Sad Hill Media

Film & Lesser Arts with Will Ross, Devan Scott, & Daniel Jeffery.

Feb 10, 2015

The Double (2013)

by Will Ross

In many ways The Double feels like a more logical continuation of Richard Ayoade’s TV cult classic Darkplace than his freshman feature Submarine. Like Darkplace, his new film locates itself in a world of 80s tropes, and whose story is told more through its formal mechanics than the ostensive plot. Like Darkplace, it is a farce, where people are unable to understand or overcome the mechanisms of their world, fail, and fall.

Simon James (Jesse Eisenberg) seems to have been born without a spine. His fear of antagonizing others by interruption or assertion makes him anonymous, especially in a workplace where expedient charisma is valued above else (“Do you even know what we do here?” he asks, and we realize that we don’t). This means that when Simon loses his work identification and signs in as a guest under “Simon Ames”, his only proof of existence at his workplace is lost. Soon, his doppelgänger (also Simon, but casually called “James”) is hired, and no one except the two of them seem to realize that they look and sound identical.

James takes square aim at everything that Simon wants, including the eye of the company’s mysterious figurehead The Colonel, and the object of his desire (and stalking), Hannah (Mia Wasikowska).

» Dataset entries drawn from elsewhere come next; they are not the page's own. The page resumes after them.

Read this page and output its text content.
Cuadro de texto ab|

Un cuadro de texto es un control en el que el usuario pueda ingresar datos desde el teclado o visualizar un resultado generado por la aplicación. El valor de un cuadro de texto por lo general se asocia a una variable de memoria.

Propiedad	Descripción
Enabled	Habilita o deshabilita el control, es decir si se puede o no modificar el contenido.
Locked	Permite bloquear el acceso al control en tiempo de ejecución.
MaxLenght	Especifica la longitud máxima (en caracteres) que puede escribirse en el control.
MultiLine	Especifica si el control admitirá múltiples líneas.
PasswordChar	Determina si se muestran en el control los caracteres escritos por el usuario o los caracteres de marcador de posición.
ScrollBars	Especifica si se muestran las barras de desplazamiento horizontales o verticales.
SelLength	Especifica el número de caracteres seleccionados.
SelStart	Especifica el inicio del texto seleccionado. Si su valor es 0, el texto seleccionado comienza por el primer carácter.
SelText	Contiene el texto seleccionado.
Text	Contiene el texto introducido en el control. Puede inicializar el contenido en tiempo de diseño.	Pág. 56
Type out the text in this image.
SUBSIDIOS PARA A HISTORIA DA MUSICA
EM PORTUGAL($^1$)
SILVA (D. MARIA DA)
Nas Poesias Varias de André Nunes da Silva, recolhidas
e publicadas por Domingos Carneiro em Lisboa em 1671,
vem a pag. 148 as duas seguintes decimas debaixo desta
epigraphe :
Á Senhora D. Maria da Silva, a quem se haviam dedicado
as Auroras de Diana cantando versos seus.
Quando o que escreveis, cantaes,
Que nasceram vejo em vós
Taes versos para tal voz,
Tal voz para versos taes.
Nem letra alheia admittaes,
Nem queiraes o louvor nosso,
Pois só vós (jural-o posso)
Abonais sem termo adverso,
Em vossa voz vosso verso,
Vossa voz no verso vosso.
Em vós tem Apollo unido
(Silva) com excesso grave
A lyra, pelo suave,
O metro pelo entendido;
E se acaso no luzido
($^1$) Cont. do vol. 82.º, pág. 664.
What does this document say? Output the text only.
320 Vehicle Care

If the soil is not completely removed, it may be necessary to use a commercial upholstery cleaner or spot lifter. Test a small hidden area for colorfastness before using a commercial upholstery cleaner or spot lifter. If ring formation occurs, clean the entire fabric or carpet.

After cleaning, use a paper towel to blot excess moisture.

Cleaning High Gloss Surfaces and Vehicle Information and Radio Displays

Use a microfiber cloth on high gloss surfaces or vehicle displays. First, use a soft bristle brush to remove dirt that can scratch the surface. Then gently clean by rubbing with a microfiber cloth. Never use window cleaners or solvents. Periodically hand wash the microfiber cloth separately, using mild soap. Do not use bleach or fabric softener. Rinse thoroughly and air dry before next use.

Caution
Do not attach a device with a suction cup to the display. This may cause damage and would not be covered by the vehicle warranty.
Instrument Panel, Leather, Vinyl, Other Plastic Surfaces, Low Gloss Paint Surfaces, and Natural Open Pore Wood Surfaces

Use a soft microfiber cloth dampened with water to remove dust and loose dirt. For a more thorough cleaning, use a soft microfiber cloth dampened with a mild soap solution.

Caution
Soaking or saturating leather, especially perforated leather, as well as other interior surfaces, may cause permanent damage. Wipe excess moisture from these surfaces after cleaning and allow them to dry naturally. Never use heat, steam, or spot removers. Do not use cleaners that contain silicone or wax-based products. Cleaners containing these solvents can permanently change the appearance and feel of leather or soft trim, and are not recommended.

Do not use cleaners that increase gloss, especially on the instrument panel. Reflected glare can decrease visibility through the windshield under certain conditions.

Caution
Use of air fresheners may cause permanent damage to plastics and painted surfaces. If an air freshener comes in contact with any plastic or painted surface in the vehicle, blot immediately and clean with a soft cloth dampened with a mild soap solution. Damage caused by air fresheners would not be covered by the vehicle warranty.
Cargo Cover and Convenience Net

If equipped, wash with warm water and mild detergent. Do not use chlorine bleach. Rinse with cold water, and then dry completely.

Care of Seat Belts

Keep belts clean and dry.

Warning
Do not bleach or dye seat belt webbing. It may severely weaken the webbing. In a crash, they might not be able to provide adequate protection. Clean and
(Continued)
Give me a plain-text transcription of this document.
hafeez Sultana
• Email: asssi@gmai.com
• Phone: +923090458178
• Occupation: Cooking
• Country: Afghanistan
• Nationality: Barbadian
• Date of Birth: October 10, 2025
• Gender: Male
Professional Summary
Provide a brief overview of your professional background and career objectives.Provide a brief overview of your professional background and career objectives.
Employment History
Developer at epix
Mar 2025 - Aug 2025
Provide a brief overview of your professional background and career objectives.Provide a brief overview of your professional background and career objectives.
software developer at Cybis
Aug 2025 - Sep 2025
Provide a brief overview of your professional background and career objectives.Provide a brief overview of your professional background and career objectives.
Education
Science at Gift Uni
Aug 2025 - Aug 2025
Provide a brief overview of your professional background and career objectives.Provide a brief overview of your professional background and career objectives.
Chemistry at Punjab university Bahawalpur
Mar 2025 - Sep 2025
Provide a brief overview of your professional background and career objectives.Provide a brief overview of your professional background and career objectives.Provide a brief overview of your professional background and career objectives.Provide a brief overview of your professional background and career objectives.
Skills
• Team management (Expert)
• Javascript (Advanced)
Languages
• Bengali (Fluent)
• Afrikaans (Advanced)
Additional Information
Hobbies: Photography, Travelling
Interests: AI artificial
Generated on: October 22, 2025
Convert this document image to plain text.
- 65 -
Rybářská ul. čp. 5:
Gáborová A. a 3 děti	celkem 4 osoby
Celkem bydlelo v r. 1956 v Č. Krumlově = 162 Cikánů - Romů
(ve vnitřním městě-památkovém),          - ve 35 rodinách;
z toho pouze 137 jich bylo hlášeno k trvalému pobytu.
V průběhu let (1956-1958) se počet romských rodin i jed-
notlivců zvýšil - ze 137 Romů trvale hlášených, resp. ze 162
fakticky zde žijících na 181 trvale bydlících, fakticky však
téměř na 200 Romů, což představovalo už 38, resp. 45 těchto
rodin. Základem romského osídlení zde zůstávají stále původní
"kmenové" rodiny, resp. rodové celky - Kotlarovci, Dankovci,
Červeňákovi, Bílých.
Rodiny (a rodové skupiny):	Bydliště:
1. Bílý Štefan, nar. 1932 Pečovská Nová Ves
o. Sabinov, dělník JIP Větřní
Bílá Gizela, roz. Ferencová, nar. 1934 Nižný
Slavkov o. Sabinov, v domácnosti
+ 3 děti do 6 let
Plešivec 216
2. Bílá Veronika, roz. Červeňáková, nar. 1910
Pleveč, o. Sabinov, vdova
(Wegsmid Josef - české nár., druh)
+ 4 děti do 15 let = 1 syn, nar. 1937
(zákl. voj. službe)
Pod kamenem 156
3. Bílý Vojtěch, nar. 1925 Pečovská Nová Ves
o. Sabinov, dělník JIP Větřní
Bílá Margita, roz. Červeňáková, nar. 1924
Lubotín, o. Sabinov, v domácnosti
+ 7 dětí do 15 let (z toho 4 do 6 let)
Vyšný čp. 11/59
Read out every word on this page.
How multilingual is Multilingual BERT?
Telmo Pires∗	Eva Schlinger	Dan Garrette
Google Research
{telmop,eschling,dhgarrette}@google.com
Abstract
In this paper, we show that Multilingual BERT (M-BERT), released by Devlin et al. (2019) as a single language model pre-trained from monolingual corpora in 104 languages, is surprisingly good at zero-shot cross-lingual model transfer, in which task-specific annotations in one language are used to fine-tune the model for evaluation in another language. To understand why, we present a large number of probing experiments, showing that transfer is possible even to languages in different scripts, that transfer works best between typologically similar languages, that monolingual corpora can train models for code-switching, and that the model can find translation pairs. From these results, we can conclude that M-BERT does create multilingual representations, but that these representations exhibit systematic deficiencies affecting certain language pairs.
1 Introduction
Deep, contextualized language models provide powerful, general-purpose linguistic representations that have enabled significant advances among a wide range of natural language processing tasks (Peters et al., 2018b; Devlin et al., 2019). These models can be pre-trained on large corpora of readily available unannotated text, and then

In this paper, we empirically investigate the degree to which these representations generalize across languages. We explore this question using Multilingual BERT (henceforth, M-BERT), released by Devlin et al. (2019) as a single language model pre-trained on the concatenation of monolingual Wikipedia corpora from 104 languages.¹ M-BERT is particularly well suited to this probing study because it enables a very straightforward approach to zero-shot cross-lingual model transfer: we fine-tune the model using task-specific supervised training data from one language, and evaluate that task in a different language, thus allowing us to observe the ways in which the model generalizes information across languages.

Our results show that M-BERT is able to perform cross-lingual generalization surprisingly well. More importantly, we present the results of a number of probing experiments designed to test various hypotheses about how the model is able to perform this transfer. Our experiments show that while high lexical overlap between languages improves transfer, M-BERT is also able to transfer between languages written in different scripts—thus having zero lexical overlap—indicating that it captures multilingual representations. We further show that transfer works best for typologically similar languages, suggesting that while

The plot details are familiar — this is, after all, based on the Dostoyevsky novel of the same name — but it functions first and foremost as a formal whirlwind, one that quickly calls to mind Terry Gilliam’s Brazil, but takes on a life all its own. The film hardens its edges at every level of its craft, most obviously in the lighting: there is not a single soft or natural-looking light in the film; instead, lights throw sharp lines and vivid colours along actors’ faces with little logical connection to their environment.

Granted, for all their dilapidation, those environments hardly feel lived in; they’re more like a dream’s interpretation of aging 80s prefab than any actual attempt towards period set design. Machine functions seem to be built less towards the aim of functioning and more towards existing, and so poor Simon constantly finds himself on the losing end, soon watching James take the credit for his work, his ideas, and even his feelings.

Nonetheless, as Simon slowly realizes his plight and tries, too late and too feebly, to save his existence, every single thing he does is rendered a part of his world’s machinations, both by the incredible pitter patter of the script’s dialogue (any actual full-sentence by Simon is invariably talked over or taken with offense) and the editing, which cuts before and after any given movement or action, but not during, giving each and every movement a stilted, calculating feel. The soundtrack, too, is an absolute marvel, and blasts machinery over most everything (think of the buzzing and blasting of machines in a Jacques Tati film) and features musical score alternately comprised of crunchy, atonal electronics and sharp, doom-laden strings.

All of this praise for its mechanics, and I haven’t gotten to what they mean: The Double, as dark and deeply sad as it is, is fucking hilarious. Despite the integral use of sound in the film, Ayoade is channeling no form of comedy more than silents, where directors like Buster Keaton and Charlie Chaplin would build up a complex systems of logic that torments the hero until he learns to use that same system to triumph. In the end, Simon grasps the system perfectly well — but triumph might be bound up in self-annihilation.